Roger Ellis's contribution on physiotherapy and occupational therapy seemed to confuse two different issues.
One is the "status of the professions allied to medicine", for which many remedial therapists and their allies welcome recognised degree qualifications and a growing capacity to reflect critically on their practice in delivering care. Clearly, leadership from role models in each therapy profession will strengthen the new academic departments.
However, this is not the same issue as "developing a research base" and does not assume the parallel "development to masters and doctoral levels" of degrees in OT or physiotherapy. Postgraduate research needs specialist supervisors, peers, mentors and facilities if it is to achieve substantial development and evaluation of new approaches to care. An area of patient need which is addressed by a multi-proessional masters focusing on, say, rehabilitation science, primary care research, health policy or health education is much more likely to "draw on an active research tradition" in a creative way than some masters generated by a short-term professional agenda.

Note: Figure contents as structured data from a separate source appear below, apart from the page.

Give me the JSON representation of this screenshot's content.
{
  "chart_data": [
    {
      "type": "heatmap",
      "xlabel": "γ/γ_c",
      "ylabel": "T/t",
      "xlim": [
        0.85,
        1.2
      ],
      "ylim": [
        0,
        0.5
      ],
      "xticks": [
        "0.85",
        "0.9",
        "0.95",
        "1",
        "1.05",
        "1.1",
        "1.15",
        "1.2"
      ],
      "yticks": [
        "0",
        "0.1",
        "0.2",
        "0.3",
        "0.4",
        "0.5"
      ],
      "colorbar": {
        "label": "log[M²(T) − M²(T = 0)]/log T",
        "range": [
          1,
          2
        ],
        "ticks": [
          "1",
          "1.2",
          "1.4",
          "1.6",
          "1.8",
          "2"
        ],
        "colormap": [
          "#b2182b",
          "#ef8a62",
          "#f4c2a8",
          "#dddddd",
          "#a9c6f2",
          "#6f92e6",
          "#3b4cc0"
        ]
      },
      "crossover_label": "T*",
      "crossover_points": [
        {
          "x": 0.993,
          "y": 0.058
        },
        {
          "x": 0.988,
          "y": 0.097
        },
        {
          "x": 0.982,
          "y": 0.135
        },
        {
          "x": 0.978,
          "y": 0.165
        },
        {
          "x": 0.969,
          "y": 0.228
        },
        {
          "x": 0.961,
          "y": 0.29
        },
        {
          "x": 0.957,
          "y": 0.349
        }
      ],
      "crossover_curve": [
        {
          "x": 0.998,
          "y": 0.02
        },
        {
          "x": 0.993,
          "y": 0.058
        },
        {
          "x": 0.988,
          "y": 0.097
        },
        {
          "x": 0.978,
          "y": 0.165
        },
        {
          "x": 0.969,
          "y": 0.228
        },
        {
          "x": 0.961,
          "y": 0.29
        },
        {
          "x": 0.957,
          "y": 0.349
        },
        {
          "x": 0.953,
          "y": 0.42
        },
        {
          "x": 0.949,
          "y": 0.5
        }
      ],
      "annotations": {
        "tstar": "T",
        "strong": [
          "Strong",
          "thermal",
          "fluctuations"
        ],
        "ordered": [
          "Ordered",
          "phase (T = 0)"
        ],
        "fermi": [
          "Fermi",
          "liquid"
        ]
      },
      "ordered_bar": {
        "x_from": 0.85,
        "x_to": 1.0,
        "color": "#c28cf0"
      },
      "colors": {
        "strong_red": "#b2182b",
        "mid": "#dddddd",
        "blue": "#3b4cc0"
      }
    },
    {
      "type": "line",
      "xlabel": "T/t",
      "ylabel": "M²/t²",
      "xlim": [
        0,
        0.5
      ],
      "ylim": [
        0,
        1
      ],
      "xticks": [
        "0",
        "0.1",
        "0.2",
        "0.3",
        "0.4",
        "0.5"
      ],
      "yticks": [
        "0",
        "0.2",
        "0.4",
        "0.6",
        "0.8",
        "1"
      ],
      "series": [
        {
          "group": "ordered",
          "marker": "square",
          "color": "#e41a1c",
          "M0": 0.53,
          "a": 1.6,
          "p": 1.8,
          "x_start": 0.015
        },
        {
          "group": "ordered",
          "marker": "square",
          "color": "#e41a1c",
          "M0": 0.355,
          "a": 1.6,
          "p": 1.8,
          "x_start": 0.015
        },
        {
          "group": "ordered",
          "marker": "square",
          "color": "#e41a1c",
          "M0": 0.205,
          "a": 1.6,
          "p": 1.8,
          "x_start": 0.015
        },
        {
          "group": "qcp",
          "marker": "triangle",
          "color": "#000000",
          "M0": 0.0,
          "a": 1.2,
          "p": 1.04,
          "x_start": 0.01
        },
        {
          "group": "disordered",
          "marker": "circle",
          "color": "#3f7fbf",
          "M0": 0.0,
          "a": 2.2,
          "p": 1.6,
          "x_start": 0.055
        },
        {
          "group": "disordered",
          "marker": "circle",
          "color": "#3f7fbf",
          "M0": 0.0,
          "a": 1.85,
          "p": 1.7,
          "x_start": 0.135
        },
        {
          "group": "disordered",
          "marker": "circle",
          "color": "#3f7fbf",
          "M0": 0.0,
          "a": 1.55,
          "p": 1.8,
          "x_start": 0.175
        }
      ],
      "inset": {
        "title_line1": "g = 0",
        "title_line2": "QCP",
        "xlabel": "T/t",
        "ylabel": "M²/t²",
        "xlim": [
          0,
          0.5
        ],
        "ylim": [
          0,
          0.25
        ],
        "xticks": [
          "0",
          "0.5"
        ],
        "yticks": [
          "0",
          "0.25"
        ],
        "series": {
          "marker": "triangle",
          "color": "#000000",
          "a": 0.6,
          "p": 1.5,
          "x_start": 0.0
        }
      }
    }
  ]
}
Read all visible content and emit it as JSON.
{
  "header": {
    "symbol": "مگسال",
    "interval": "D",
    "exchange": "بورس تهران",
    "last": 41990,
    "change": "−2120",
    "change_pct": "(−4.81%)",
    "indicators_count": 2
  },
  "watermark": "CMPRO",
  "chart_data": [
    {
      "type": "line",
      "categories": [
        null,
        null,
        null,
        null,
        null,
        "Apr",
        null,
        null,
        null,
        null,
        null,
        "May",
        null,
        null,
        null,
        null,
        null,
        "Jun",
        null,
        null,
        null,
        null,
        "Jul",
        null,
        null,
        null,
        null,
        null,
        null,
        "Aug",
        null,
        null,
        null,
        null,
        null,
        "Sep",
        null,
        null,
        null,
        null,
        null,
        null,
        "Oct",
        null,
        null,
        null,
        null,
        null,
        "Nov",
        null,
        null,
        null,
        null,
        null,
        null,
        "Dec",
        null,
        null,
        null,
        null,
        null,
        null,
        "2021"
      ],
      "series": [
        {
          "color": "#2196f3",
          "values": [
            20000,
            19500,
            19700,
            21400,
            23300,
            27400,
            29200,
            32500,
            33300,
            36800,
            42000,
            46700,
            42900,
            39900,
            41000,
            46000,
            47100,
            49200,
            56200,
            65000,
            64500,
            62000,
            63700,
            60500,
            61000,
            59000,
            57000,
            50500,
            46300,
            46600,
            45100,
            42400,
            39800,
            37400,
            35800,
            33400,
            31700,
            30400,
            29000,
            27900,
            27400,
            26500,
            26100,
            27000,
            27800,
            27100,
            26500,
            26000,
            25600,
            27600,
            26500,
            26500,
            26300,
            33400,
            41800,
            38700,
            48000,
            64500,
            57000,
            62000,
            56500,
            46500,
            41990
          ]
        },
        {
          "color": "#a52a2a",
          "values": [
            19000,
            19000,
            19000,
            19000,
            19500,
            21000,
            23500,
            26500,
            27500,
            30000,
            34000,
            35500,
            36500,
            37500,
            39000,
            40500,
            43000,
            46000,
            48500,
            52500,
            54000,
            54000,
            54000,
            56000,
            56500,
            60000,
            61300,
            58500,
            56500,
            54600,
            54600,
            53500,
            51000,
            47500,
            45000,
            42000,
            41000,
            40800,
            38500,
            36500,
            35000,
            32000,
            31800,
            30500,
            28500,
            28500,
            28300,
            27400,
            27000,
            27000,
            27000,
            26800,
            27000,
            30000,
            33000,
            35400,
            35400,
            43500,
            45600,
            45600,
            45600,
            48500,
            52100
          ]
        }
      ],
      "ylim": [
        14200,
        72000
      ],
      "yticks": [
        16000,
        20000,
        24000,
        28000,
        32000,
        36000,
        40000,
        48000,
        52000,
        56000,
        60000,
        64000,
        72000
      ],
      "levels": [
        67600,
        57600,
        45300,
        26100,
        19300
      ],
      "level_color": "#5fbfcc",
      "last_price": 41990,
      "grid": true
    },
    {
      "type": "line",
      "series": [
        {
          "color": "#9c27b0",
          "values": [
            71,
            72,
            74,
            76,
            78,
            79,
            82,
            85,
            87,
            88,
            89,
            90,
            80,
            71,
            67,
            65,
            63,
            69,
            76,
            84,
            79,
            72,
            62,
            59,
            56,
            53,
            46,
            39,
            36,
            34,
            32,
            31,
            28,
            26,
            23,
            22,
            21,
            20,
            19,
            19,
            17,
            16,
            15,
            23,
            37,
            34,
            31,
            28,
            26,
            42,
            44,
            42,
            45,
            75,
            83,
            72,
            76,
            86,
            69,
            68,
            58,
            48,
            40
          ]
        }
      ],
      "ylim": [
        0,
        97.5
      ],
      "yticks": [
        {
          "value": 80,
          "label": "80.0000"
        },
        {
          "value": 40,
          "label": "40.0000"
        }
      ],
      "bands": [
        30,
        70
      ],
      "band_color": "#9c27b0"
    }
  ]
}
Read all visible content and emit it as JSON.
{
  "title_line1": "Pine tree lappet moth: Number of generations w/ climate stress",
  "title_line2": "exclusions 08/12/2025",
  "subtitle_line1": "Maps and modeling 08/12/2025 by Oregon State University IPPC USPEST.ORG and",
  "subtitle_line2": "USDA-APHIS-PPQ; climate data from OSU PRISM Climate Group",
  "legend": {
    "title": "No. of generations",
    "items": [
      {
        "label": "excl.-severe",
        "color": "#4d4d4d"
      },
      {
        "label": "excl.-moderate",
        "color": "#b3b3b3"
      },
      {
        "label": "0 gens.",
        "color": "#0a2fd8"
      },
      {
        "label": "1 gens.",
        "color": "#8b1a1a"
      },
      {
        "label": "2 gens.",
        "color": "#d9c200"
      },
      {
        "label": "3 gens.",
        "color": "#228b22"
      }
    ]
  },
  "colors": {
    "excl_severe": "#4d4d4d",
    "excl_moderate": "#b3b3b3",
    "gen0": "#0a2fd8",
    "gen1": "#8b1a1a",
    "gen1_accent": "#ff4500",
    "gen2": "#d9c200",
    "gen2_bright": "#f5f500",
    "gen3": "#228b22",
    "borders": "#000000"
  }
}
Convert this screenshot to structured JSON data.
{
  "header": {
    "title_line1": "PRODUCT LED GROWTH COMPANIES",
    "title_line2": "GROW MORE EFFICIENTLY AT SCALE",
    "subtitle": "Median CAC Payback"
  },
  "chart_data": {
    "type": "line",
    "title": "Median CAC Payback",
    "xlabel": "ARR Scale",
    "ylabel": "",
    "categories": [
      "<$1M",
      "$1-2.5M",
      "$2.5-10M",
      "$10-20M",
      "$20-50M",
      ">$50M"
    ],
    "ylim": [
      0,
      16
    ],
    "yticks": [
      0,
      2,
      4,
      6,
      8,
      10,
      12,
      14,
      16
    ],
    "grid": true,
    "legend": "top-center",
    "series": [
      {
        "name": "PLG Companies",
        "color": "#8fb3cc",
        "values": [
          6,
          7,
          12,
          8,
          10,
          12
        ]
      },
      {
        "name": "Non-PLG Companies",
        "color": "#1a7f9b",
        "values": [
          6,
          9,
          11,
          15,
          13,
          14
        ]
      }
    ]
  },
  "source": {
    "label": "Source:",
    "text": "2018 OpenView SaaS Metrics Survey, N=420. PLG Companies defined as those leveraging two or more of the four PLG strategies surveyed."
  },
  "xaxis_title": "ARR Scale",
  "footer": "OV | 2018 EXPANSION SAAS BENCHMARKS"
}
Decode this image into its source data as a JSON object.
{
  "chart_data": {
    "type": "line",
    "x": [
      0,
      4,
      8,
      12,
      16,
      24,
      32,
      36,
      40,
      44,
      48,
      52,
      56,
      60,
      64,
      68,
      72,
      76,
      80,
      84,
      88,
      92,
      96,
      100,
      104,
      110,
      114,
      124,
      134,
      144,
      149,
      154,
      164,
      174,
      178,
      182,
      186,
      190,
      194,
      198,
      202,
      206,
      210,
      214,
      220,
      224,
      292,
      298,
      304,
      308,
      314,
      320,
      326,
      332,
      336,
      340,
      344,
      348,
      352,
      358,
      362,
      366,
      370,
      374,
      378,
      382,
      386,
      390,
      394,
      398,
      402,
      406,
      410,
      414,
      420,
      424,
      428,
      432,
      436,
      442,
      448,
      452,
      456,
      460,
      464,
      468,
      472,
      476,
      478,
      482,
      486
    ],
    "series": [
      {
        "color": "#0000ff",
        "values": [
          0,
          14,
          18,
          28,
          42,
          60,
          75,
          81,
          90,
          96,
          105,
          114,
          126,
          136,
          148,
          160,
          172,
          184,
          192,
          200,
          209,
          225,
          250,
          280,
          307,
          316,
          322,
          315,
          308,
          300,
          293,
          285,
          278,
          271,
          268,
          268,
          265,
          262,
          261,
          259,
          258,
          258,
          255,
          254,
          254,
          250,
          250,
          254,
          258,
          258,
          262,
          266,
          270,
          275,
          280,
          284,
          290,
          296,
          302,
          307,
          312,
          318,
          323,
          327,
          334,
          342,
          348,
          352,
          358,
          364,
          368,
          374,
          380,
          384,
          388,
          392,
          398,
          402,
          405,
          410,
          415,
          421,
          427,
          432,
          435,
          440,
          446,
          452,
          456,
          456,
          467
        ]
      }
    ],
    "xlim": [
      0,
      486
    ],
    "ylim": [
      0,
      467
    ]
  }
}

In The Health of the UK's Elderly People, the MRC recently found: "Research in rehabilitation is complex because of its multilevelled and heterogeneous nature. The multiple facets of care and the variation in different models of care which may be provided exacerbate this further." Future PhDs in physiotherapy or occupational therapy might not address this complexity, whereas remedial therapists who undertake substantial research into active areas of NHS need may mine a much deeper seam yielding richer trophies.